From mboxrd@z Thu Jan  1 00:00:00 1970
From: Mark Lord <liml@rtr.ca>
Subject: Re: libata-eh/pmp command sequence on NCQ media error
Date: Wed, 30 Apr 2008 17:33:38 -0400
Message-ID: <4818E5B2.1040801@rtr.ca>
References: <480F9D29.4070603@rtr.ca> <480FF229.2060808@rtr.ca> <481168FA.5020709@pobox.com> <4811E2FB.4040100@rtr.ca> <48120269.8020101@gmail.com>
Mime-Version: 1.0
Content-Type: text/plain; charset=UTF-8; format=flowed
Content-Transfer-Encoding: 7bit
Return-path: <linux-ide-owner@vger.kernel.org>
Received: from rtr.ca ([76.10.145.34]:4274 "EHLO mail.rtr.ca"
	rhost-flags-OK-OK-OK-OK) by vger.kernel.org with ESMTP
	id S1756231AbYD3Vdk (ORCPT <rfc822;linux-ide@vger.kernel.org>);
	Wed, 30 Apr 2008 17:33:40 -0400
In-Reply-To: <48120269.8020101@gmail.com>
Sender: linux-ide-owner@vger.kernel.org
List-Id: linux-ide@vger.kernel.org
To: Tejun Heo <htejun@gmail.com>
Cc: Jeff Garzik <jgarzik@pobox.com>, IDE/ATA development list <linux-ide@vger.kernel.org>

Tejun Heo wrote:
> Mark Lord wrote:
..
>> So, for sata_mv at least, I'd kinda like to have libata-eh attempt
>> the READ_LOG_EXT_10H before it tries to (unsuccessfully) access the
>> per-port SCRs on the PMP.
>>
>> For now, I'll try and hack something into my local tree to ensure
>> that things will actually work that way around without any other
>> unforseen complications.
>>
>> But for upstream, I'm thinking maybe a HORKAGE flag or something?
>> I'm still trying to avoid having to pull a lot of libata-eh/pmp code
>> into sata_mv for local customizations.
> 
> w00t w00t I thought about that when I wrote NCQ EH.  All you have to do 
> is to export ata_eh_analyze_ncq_error() can call it right after 
> error_handler starts and put the controller into a working state (so 
> that SCR accesses work again).  After it finishes, call the generic 
> handler.  The second time around ata_eh_analyze_ncq_error() will be 
> no-op and you should get what you want.
..

Tejun, I've implemented this, and it sort of works now.

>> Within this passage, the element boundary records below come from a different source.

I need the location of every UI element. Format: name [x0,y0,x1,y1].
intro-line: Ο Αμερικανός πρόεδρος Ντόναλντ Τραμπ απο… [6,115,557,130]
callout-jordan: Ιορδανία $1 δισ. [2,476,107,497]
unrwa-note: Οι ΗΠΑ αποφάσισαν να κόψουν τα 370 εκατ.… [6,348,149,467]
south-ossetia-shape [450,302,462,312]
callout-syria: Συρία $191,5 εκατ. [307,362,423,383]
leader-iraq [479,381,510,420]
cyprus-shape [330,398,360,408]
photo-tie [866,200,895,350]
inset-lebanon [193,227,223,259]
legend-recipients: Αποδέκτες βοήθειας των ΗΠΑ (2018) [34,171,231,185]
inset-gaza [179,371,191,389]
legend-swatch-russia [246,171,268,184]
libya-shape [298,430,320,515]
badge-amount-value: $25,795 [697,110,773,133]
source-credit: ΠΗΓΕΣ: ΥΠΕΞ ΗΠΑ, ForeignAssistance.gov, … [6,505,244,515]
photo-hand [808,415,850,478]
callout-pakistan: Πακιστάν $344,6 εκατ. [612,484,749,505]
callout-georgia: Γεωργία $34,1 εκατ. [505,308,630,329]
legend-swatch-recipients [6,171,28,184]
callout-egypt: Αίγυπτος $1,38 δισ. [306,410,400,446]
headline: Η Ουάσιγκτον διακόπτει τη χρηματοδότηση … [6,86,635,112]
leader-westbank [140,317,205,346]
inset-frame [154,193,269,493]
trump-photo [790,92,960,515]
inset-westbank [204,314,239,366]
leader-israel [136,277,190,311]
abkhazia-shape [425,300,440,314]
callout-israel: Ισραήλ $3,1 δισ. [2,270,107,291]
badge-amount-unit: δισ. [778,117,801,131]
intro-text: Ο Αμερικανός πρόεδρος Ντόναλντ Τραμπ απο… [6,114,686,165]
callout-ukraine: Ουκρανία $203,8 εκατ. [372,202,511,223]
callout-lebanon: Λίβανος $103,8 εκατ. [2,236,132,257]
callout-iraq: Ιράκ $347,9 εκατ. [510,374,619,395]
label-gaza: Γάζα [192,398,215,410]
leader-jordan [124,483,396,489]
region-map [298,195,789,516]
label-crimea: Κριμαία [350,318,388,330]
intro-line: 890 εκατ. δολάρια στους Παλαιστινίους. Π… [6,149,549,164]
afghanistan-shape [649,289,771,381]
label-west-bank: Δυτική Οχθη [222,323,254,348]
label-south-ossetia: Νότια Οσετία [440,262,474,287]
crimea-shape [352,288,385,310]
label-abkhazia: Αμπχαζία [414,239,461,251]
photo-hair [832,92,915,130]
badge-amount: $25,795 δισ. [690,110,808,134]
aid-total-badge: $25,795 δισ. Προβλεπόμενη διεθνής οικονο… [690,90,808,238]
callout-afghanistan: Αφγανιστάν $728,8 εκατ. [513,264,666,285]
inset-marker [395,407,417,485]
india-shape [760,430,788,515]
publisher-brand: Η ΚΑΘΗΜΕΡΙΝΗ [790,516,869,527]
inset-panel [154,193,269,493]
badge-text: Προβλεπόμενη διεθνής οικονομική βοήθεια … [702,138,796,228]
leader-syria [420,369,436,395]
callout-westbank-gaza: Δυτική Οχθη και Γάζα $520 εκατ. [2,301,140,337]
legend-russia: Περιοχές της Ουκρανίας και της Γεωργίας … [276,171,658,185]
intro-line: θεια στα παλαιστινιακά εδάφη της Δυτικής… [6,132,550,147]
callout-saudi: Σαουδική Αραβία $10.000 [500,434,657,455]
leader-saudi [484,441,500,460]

But libata-eh is interfering in a different way.
It reads the SCR_ERROR register for the PMP link,
notices that the SERR_COMM_RECOVERED bit is set,
and then decides to perform a full reset.

This bit seems to be always set whenever sata_mv tries
to report device-errors (media errors) in NCQ for a pmp.

I'll have to dig some more, but it's probably just leftover
from the initial probe/reset time or something.
This is a Marvell PM.

My understanding was, that this particular bit is supposed
to be for information purposes only, letting us know that
the hardware has automatically recovered from a soft error.

So why are we taking a hammer to things there? 

Cheers